Wouldn’t life be better if you were permanently content? Do you wish to live a life of contentment? If you answered yes to those two questions, then I have good news for you. A life of contentment was provided for you at the Cross of Jesus Christ. There is a way to be permanently content…
Paul said, in 1 Timothy 6:6, that “godliness with contentment is great gain”. So, what is contentment exactly? The Greek word translated contentment here means a perfect condition of life in which no aid or support is needed. The dictionary defines contentment as a mental or emotional state of satisfaction or happiness and ease of mind.
Paul went on to say, in 1 Timothy 6:8, “And having food and clothing let us be therewith content.” The Greek word translated content here means to be possessed of unfailing strength and to ward off and defend through the idea of raising a barrier.
Contentment is a state of care-free satisfaction and ease of mind. To be content is to possess unfailing strength. Contentment raises a barrier, defending you against all the attack of the devil. It enables you to ward off these attacks.
Discontentment lowers our barriers of defence. It leaves us open to attack. It inhibits us from warding off the attacks of the enemy. To be discontent is to possess weakness.
Think about it, if you are discontent, then you spend all your time thinking about yourself and your needs. Your energy is spent trying to meet your perceived needs. That is a dangerous and vulnerable place to be in.

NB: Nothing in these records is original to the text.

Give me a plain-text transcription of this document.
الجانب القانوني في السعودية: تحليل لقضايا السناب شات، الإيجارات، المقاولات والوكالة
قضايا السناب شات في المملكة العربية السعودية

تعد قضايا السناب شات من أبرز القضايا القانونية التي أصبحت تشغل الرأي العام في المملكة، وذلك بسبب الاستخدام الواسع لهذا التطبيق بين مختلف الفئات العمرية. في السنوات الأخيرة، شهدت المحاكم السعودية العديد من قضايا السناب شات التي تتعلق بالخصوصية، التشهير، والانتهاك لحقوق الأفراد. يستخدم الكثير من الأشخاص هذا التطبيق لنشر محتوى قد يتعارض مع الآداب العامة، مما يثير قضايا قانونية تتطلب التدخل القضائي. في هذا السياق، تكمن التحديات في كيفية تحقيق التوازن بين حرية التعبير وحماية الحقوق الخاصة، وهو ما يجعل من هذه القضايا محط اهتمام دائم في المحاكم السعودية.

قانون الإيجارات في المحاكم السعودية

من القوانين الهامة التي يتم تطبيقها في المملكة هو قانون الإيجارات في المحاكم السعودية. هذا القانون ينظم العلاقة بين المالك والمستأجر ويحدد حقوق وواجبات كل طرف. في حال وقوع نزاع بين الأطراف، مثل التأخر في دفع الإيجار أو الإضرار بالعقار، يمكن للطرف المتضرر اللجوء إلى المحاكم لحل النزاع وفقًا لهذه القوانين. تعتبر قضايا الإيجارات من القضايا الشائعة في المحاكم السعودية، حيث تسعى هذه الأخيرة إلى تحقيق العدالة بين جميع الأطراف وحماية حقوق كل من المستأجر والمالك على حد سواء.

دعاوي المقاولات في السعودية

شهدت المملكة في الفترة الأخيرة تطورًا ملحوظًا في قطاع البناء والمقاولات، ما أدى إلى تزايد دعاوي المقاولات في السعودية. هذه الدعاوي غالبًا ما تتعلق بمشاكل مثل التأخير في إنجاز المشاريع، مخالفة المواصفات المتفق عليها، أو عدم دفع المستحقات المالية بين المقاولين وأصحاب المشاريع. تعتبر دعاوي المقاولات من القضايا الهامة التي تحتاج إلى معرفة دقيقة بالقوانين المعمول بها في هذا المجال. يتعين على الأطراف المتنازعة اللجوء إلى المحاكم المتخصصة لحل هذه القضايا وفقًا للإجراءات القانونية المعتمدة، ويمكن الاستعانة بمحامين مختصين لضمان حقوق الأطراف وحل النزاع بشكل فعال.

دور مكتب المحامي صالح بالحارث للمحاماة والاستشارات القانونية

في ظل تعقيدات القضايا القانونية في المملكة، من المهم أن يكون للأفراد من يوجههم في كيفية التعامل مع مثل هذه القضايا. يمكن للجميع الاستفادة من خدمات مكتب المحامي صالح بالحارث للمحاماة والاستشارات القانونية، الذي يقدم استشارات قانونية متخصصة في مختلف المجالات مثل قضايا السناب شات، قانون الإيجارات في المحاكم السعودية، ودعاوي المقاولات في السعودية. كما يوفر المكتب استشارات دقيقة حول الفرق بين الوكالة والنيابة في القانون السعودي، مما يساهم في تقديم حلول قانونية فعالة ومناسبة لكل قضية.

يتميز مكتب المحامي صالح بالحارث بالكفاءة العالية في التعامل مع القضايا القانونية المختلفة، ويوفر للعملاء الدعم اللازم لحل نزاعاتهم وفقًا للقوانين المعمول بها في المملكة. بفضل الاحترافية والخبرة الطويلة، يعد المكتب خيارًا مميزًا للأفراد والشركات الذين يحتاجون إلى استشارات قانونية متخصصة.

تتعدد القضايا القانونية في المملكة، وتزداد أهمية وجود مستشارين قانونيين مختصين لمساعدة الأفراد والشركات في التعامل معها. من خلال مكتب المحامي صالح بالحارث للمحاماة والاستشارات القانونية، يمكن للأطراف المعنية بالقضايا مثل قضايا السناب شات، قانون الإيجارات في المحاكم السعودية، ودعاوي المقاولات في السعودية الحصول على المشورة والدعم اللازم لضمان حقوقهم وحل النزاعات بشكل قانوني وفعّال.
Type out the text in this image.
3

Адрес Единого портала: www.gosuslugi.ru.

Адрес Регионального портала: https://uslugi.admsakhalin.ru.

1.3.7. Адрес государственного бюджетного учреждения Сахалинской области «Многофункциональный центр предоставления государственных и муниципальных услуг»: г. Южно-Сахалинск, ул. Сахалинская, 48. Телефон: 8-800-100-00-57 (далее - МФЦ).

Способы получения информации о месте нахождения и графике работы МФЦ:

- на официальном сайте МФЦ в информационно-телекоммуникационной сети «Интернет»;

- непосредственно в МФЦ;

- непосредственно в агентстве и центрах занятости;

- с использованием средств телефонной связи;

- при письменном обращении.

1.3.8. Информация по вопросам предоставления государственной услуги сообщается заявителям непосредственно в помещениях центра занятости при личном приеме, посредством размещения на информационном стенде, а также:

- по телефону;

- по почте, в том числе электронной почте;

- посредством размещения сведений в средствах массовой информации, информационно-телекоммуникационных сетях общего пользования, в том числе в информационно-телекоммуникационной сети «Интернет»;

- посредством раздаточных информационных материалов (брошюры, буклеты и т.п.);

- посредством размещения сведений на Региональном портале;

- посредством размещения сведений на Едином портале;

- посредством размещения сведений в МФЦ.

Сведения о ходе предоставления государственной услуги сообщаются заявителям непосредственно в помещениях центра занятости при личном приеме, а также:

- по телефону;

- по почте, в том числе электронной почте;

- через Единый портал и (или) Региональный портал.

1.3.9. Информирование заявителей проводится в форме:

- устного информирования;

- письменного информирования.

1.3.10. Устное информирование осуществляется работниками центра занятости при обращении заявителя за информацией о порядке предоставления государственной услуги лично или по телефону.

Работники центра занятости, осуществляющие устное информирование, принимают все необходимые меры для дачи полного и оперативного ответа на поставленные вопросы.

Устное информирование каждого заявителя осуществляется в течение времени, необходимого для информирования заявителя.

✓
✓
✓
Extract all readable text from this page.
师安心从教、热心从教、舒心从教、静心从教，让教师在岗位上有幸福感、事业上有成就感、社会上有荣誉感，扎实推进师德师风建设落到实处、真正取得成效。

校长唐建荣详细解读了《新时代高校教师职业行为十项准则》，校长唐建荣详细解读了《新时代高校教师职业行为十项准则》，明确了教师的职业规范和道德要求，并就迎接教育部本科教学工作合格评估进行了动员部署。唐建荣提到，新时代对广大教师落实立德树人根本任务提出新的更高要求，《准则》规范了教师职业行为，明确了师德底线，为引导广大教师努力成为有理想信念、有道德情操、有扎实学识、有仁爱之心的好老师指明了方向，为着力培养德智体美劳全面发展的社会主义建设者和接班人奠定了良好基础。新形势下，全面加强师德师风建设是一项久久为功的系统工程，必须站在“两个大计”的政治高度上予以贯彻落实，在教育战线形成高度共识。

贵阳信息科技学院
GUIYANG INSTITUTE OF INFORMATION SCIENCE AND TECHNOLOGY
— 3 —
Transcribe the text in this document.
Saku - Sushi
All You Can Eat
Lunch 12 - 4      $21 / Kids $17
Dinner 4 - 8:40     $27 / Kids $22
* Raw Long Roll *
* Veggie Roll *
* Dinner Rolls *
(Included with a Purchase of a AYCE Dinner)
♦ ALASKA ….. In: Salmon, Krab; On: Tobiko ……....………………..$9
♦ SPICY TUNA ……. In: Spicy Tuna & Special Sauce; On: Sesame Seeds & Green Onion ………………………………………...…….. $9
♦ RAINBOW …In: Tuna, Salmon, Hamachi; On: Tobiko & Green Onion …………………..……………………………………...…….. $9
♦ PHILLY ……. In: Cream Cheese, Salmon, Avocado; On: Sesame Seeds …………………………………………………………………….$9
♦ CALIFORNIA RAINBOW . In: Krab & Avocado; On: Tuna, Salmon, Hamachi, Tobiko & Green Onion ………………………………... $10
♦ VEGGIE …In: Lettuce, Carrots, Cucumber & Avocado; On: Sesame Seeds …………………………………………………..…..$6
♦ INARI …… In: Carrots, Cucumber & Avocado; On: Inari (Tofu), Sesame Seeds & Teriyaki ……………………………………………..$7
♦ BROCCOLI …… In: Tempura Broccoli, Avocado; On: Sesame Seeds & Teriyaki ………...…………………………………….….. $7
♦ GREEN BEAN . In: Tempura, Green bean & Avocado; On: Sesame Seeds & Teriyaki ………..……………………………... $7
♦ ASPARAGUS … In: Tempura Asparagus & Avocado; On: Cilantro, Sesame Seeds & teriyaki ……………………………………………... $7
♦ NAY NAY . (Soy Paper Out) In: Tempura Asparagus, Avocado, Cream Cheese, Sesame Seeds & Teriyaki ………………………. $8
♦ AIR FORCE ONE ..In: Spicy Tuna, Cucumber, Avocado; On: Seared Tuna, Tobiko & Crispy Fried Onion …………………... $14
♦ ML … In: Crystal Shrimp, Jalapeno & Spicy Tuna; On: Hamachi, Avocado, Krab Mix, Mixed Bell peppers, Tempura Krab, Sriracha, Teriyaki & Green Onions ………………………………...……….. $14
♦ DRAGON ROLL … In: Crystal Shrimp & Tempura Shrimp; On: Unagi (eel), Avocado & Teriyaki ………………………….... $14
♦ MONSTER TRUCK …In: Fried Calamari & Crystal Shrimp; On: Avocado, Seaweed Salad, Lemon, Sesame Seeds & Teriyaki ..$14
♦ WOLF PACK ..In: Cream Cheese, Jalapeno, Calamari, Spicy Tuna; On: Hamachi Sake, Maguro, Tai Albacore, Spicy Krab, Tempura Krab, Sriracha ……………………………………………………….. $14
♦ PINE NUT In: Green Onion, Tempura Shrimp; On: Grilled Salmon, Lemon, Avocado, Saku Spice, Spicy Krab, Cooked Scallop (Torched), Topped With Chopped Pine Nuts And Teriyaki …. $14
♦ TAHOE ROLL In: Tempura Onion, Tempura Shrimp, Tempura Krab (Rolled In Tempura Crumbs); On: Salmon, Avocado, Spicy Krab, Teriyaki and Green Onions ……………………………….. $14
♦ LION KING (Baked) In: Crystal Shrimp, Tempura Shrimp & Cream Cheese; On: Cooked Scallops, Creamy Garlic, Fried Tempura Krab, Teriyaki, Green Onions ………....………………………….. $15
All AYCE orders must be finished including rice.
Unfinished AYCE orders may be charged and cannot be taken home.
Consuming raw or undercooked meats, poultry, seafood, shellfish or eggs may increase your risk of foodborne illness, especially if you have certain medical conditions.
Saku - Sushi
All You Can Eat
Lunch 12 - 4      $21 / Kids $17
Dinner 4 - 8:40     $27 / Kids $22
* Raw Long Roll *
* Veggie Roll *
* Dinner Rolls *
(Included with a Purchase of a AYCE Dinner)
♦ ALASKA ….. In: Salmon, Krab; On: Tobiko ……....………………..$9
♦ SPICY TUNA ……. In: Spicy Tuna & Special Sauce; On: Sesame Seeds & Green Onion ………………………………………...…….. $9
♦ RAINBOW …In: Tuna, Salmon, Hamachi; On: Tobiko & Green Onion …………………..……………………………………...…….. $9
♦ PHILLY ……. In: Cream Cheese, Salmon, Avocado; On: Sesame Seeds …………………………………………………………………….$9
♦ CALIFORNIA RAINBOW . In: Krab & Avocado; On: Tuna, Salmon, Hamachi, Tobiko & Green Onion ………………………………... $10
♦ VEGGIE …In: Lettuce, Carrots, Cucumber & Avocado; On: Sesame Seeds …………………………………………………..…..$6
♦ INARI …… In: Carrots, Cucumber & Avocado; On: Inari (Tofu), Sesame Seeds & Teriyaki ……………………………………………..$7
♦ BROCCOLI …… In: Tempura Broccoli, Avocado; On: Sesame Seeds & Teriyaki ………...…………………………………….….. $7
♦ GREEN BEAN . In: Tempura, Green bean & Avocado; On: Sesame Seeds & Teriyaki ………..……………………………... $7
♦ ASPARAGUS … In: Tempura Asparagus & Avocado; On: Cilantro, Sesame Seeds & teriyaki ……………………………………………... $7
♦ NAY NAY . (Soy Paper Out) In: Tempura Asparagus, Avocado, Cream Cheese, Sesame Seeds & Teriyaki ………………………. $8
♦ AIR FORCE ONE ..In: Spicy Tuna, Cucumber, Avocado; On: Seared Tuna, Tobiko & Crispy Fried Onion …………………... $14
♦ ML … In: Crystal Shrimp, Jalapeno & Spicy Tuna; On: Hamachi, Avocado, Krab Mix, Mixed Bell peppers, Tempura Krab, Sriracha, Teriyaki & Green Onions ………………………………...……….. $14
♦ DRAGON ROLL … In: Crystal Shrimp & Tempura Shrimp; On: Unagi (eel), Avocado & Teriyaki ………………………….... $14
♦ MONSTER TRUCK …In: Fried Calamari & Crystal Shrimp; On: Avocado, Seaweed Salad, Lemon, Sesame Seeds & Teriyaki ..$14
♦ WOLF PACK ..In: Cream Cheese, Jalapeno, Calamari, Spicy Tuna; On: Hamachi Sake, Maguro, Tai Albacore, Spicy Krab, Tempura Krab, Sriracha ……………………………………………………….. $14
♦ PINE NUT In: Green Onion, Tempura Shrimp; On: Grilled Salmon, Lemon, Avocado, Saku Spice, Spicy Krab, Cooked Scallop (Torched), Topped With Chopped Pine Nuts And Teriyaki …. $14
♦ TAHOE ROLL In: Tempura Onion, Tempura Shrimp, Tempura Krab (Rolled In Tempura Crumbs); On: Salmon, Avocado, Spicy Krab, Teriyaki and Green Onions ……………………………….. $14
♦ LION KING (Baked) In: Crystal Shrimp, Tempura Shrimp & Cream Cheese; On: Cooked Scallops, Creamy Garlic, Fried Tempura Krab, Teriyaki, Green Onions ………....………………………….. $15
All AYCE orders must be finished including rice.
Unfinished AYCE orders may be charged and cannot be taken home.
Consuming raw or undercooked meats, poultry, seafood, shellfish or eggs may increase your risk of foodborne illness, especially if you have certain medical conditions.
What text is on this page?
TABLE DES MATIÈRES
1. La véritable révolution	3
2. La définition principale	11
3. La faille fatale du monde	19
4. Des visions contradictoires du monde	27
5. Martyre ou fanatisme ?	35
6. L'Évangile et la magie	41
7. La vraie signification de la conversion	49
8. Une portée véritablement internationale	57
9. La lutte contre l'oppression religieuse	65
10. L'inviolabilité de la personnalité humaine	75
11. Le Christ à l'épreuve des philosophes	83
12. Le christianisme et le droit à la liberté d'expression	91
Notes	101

But if you are content, then you are free to spend all your time thinking about others and their needs. Your energy can be used to meet the needs of others. And remember, God supplies all of our needs according to His riches in glory by Christ Jesus (Philippians 4:19).
So how do we avoid discontentment and attain contentment? Paul again said, in Philippians 4:11, “I have learned, in whatsoever state I am, therewith to be content.” Notice that contentment is learned. A different Greek word for content was used here. This one can mean independent of external circumstances. The first key to contentment is to learn to be independent of external circumstances.
Contentment is all about the inside, not the outside. It is possible to be perfectly content inside while all hell is breaking loose outside. But it is also possible for everything to be perfect on the outside and to still be discontent on the inside.
It is a matter of the heart. “Watch over your heart with all diligence, for from it flow the springs of life” (Proverbs 4:23 AMP). We need to train our hearts to only respond to the Spirit of God, not our external circumstances.
Contentment comes from walking after the spirit, instead of the flesh. It is the by-product of living by faith, not by sight. When you walk after the spirit and live by faith you become independent of external circumstances. We are to not to look at the things which are seen, but at the things which are unseen. Because the things which are seen are temporary, but the things which are unseen are eternal (2 Corinthians 4:18).
1 Peter 1:8 says: “Though you do not now see Him [Jesus], you believe in Him and rejoice with joy that is inexpressible and filled with glory”. Rejoicing with joy that is inexpressible and filled with glory sounds like contentment to me!